Building on that theme, United and its peers are under huge pressure to bring in as much in sales as possible while reducing costs to preserve capital. Financing has become expensive, and government assistance will only go so far.

However, United has to balance its desire to stem losses with its need to keep customers happy. For instance, United and American Airlines Group (NASDAQ:AAL) have been selling middle seats in an effort to boost capacity, rather than leaving them open to encourage greater distancing between passengers. By contrast, Delta Air Lines (NYSE:DAL) and Southwest Airlines (NYSE:LUV) extended empty middle-seat policies through the end of September. By bucking the trend, United is gambling that travelers won't mind middle seats in the middle of a pandemic. That's a risky move, especially with some competitors willing to forego that extra revenue to demonstrate their commitment to customers.

3. United has to find the right size

United is already setting the stage for dramatic workforce reductions. Although it can't impose layoffs until the end of September under the terms of the government assistance packages it received, United has already informed investors that it will cut thousands of administrative and management jobs in October. Crew furloughs could follow, especially if United can't get enough of its professionals to accept voluntary retirement packages.
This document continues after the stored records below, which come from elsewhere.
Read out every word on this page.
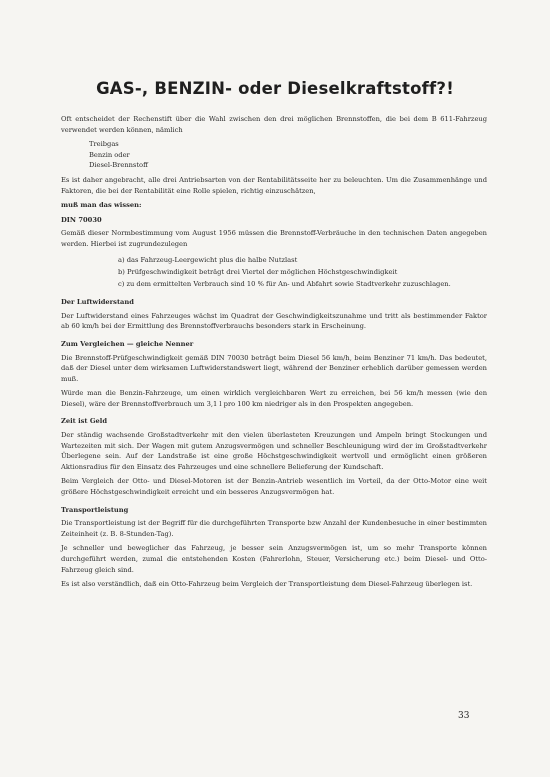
GAS-, BENZIN- oder Dieselkraftstoff?!

Oft entscheidet der Rechenstift über die Wahl zwischen den drei möglichen Brennstoffen, die bei dem B 611-Fahrzeug verwendet werden können, nämlich

Treibgas
Benzin oder
Diesel-Brennstoff

Es ist daher angebracht, alle drei Antriebsarten von der Rentabilitätsseite her zu beleuchten. Um die Zusammenhänge und Faktoren, die bei der Rentabilität eine Rolle spielen, richtig einzuschätzen,

muß man das wissen:
DIN 70030

Gemäß dieser Normbestimmung vom August 1956 müssen die Brennstoff-Verbräuche in den technischen Daten angegeben werden. Hierbei ist zugrundezulegen

a) das Fahrzeug-Leergewicht plus die halbe Nutzlast
b) Prüfgeschwindigkeit beträgt drei Viertel der möglichen Höchstgeschwindigkeit
c) zu dem ermittelten Verbrauch sind 10 % für An- und Abfahrt sowie Stadtverkehr zuzuschlagen.
Der Luftwiderstand

Der Luftwiderstand eines Fahrzeuges wächst im Quadrat der Geschwindigkeitszunahme und tritt als bestimmender Faktor ab 60 km/h bei der Ermittlung des Brennstoffverbrauchs besonders stark in Erscheinung.

Zum Vergleichen — gleiche Nenner

Die Brennstoff-Prüfgeschwindigkeit gemäß DIN 70030 beträgt beim Diesel 56 km/h, beim Benziner 71 km/h. Das bedeutet, daß der Diesel unter dem wirksamen Luftwiderstandswert liegt, während der Benziner erheblich darüber gemessen werden muß.

Würde man die Benzin-Fahrzeuge, um einen wirklich vergleichbaren Wert zu erreichen, bei 56 km/h messen (wie den Diesel), wäre der Brennstoffverbrauch um 3,1 l pro 100 km niedriger als in den Prospekten angegeben.

Zeit ist Geld

Der ständig wachsende Großstadtverkehr mit den vielen überlasteten Kreuzungen und Ampeln bringt Stockungen und Wartezeiten mit sich. Der Wagen mit gutem Anzugsvermögen und schneller Beschleunigung wird der im Großstadtverkehr Überlegene sein. Auf der Landstraße ist eine große Höchstgeschwindigkeit wertvoll und ermöglicht einen größeren Aktionsradius für den Einsatz des Fahrzeuges und eine schnellere Belieferung der Kundschaft.

Beim Vergleich der Otto- und Diesel-Motoren ist der Benzin-Antrieb wesentlich im Vorteil, da der Otto-Motor eine weit größere Höchstgeschwindigkeit erreicht und ein besseres Anzugsvermögen hat.

Transportleistung

Die Transportleistung ist der Begriff für die durchgeführten Transporte bzw Anzahl der Kundenbesuche in einer bestimmten Zeiteinheit (z. B. 8-Stunden-Tag).

Je schneller und beweglicher das Fahrzeug, je besser sein Anzugsvermögen ist, um so mehr Transporte können durchgeführt werden, zumal die entstehenden Kosten (Fahrerlohn, Steuer, Versicherung etc.) beim Diesel- und Otto-Fahrzeug gleich sind.

Es ist also verständlich, daß ein Otto-Fahrzeug beim Vergleich der Transportleistung dem Diesel-Fahrzeug überlegen ist.

33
United will also face the challenge of figuring out how to handle its fleet as it tries to anticipate what travel volume will look like years down the road. That'll be tough for the cash-strapped airline to handle, although it can expect aircraft manufacturers to offer generous terms to keep orders on the books. Whatever United can do to keep its options open as long as possible will help it in its recovery.

Holding altitude

United faces many of the same questions that every airline does right now, and there's only so much it can do to put itself in position to survive and thrive after the worst of the pandemic is behind us. If it can't figure out these three issues well, then the significant gains that the airline stock has enjoyed recently could reverse themselves once again.